Entre quatro paredes não enxergamos o inimigo
Tamber não ficava longe de Maarheeve, a cidade onde Vonü estava morando, mas fazer esse cruzamento através de cavalos era antiquado demais, até mesmo para ela. Sua única justificativa era que não queria atrair atenção, e que por isso se passaria por pessoa comum. Quanta estupidez. Vonü atraía atenção mesmo na forma humana, mas não arrisquei pontuar o fato. Foi um dia inteiro de viagem, tendo que seguir a sombra de Vonü pela estrada no mato aparado no verão, que dividia o cavalo com a amante. Não falei nada durante toda a viagem, e me mantive longe do alcance de suas conversas, porque não suportava a presença de Hiver, cada vez mais presente.
Ainda tentava me acostumar que iria ao encontro de vários amaldiçoados, e que ninguém me escutasse chamá-los dessa forma, já que se intitulavam descendentes de Graah, a deusa que cultuavam. Eu ainda não entendia sua religião, mas também não me importava. Eu me perguntava quais eram as verdadeiras intenções de Vonü em me levar junto, uma vez que eu não teria qualquer utilidade nesse encontro além de acompanhar suas decisões. Mas eu não tinha como descobrir isso até que chegássemos.

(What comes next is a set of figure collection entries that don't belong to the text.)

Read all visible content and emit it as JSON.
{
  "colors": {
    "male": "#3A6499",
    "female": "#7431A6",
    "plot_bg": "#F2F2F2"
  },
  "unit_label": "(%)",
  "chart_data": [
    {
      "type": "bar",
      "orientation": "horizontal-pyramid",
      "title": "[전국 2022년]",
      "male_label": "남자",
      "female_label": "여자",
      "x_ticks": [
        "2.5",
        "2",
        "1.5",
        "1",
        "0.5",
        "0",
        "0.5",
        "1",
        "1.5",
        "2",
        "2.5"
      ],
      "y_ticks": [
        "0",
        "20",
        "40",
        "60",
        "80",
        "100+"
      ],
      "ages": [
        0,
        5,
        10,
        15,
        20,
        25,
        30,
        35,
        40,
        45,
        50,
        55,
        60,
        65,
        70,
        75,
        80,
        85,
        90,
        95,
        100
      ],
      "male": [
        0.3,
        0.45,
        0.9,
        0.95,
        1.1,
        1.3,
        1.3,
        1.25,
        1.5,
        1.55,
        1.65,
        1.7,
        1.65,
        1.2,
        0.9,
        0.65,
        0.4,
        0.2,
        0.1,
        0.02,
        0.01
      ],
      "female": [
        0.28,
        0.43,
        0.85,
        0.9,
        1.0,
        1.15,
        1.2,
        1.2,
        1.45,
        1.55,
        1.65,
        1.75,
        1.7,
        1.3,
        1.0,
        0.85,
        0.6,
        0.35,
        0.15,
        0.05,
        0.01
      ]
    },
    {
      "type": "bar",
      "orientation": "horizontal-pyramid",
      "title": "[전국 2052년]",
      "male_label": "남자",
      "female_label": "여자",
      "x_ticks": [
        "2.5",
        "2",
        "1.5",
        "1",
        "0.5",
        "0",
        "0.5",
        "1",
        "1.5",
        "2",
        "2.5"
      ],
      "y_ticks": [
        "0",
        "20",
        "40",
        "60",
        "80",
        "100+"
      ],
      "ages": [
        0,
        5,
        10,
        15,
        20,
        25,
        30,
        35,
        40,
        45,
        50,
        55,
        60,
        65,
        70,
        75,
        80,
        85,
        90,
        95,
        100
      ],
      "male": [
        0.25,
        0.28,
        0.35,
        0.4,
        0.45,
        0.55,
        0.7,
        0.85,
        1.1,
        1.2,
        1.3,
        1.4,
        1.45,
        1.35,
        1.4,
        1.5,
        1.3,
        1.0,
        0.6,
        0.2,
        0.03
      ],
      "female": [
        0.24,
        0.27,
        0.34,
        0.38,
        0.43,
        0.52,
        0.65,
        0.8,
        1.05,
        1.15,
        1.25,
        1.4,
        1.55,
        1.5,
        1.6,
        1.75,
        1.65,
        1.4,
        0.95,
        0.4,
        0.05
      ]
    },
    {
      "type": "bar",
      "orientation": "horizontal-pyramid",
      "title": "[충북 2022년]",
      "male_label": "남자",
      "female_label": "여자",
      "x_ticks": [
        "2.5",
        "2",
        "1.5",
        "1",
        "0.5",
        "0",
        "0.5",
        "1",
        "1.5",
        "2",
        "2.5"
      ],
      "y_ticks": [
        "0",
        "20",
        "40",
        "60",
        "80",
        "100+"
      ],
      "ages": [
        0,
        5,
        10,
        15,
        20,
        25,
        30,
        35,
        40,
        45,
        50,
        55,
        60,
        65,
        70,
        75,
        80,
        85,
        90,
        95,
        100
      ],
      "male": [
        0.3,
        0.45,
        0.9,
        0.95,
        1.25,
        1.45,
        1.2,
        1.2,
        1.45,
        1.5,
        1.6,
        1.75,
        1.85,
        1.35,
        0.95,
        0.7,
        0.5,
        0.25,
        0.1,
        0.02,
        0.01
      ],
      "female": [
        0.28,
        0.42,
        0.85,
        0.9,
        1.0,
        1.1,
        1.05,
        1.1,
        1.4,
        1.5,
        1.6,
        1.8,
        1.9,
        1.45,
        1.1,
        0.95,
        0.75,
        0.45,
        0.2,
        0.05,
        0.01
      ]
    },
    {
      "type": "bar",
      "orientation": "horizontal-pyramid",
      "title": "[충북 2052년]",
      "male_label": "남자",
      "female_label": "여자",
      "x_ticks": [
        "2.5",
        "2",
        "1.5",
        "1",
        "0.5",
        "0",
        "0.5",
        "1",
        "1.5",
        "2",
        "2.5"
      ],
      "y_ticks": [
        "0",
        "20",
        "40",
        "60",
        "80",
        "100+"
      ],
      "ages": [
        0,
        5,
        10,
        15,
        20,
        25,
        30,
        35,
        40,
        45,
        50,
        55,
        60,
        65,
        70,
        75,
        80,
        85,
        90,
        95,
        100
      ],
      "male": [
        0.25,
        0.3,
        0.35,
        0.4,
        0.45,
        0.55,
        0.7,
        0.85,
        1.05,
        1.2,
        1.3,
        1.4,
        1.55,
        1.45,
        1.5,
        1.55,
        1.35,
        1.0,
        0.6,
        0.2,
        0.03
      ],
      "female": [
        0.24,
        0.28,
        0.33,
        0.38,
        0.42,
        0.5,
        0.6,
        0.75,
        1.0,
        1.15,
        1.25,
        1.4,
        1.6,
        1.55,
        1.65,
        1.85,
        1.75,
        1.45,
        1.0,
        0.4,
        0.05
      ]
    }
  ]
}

Tamber era um pequeno vilarejo movimentado, com casas modestas e rebanhos contidos atrás de cercas. Era um local relativamente novo, as pinturas das paredes ainda não estavam desgastadas pelo tempo. O povo de Vonü estava hospedado nessas casas, aglomerados nessas construções ou acampando em estábulos, o que explicava a movimentação nas ruas. Vonü foi seguida conforme avançava pela rua principal até se formar uma multidão que me separou dela. Eles seguiram até um campo aberto no fim do vilarejo, onde elas desceram do cavalo e pareceram se anunciar, na distância que estava, era impossível escutar.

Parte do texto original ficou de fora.